Allday hielt sich keuchend an Bolithos Seite, das Entermesser baumelnd am Handgelenk, als er auf die Verschanzung des Spaniers sprang. Ihn von achtern zu entern, wäre unmöglich gewesen; das hohe Heck ragte mit dem vielen Schnitzwerk wie eine pompöse Klippe empor. Vorne ging es leichter. Männer erstiegen die Galion und hackten jeden Widerstand beiseite, während andere sich einen Weg durch die Netze schnitten.
Ein Spieß zuckte vor wie die Zunge eines großen Reptils.
Einer von Parris' Leuten fiel zurück, die Hände in den Bauch gekrallt, und stürzte mit entsetzten Augen ins Wasser hinunter. Ein anderer, der sich nach ihm umdrehte, fing an zu gurgeln, als der Spieß in seinen Hals drang und im Nacken wieder herausfuhr; er stürzte seinem Freund nach.

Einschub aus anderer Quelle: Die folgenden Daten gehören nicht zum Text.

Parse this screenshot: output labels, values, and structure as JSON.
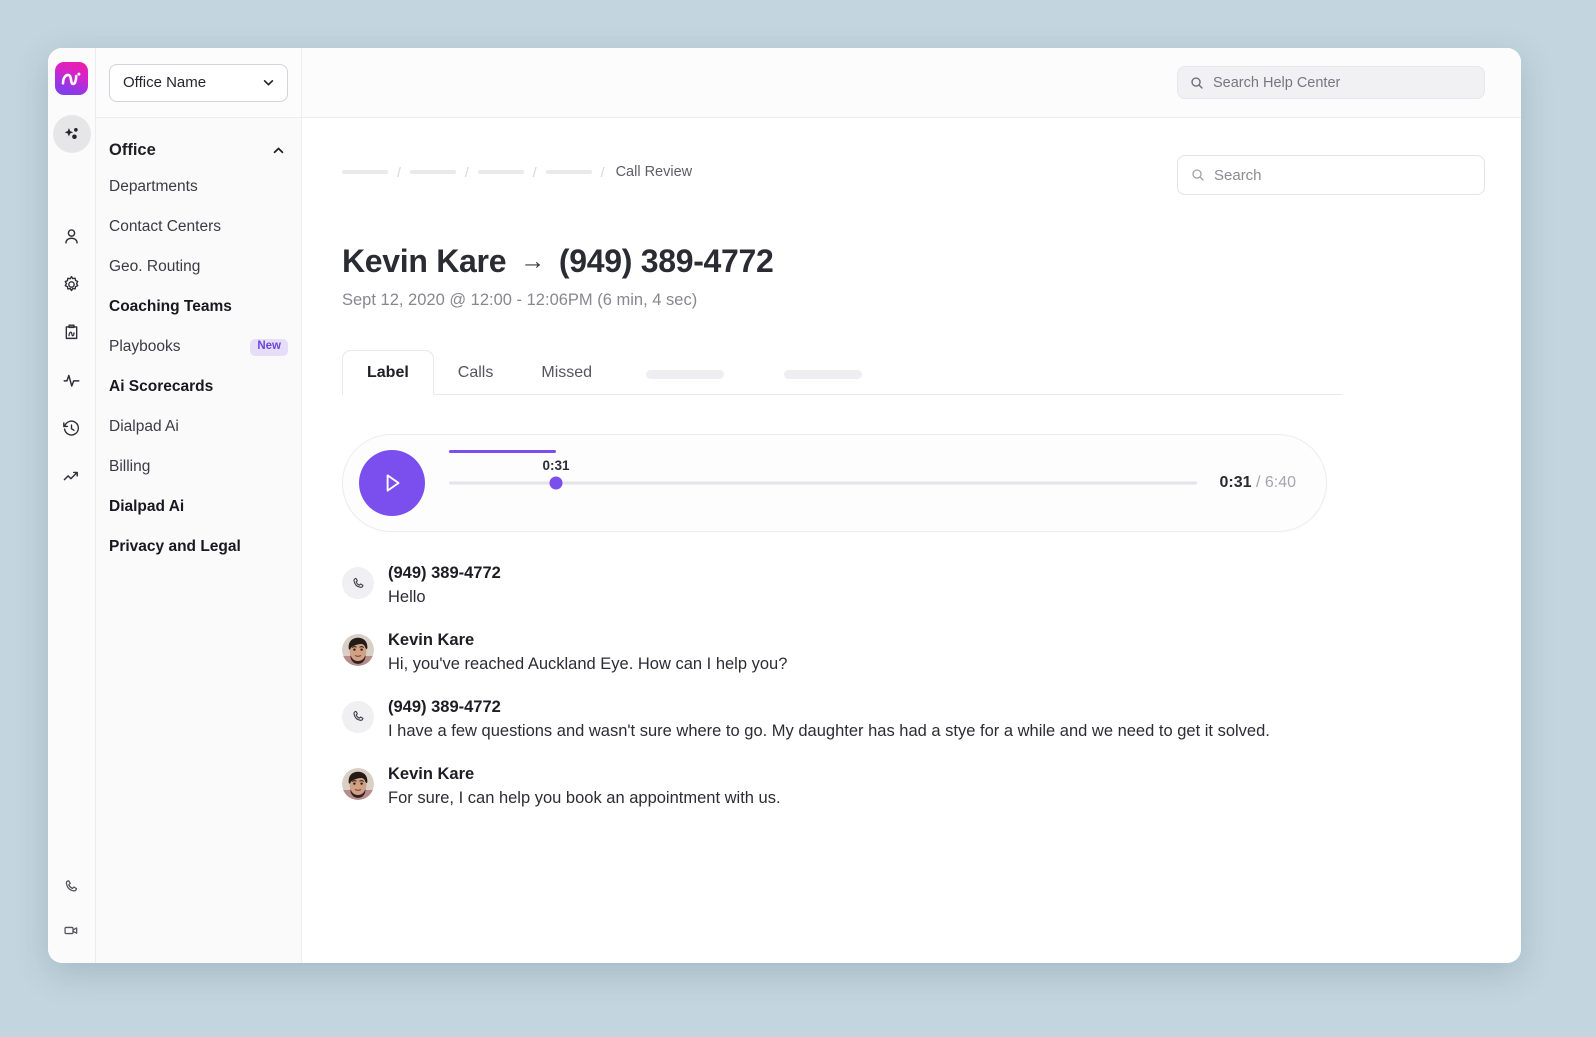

Dacie war mit einigen Seeleuten schon an Deck gelangt. Sie rissen die restlichen Netze weg. Bolitho fühlte, daß ihn jemand beim Handgelenk packte und durch eine Lücke hinüberzog. Ein anderer taumelte mit glasigen Augen gegen ihn, eine Kugel hatte ihm die Brust zerschmettert.
«Männer der Hyperion, her zu mir!«Parris schwenkte seinen bluttriefenden Säbel.»Aufs Steuerbord-Seitendeck!»
Schüsse krachten, Querschläger winselten über ihren Köpfen. Zwei weitere Leute fielen, im Todeskampf eine blutige Spur auf den Planken hinterlassend.
Bolitho starrte grimmig nach achtern, als die Drehbassen die hohe Poop bestrichen. Sie fegten eine Handvoll Männer weg, die wie durch Zauberhand dort aufgetaucht waren. In Sekundenschnelle bemerkte er, daß sie nur teilweise bekleidet oder gänzlich nackt waren: wahrscheinlich einige Schiffsoffiziere, die der plötzliche Überfall aus dem Schlaf gerissen hatte.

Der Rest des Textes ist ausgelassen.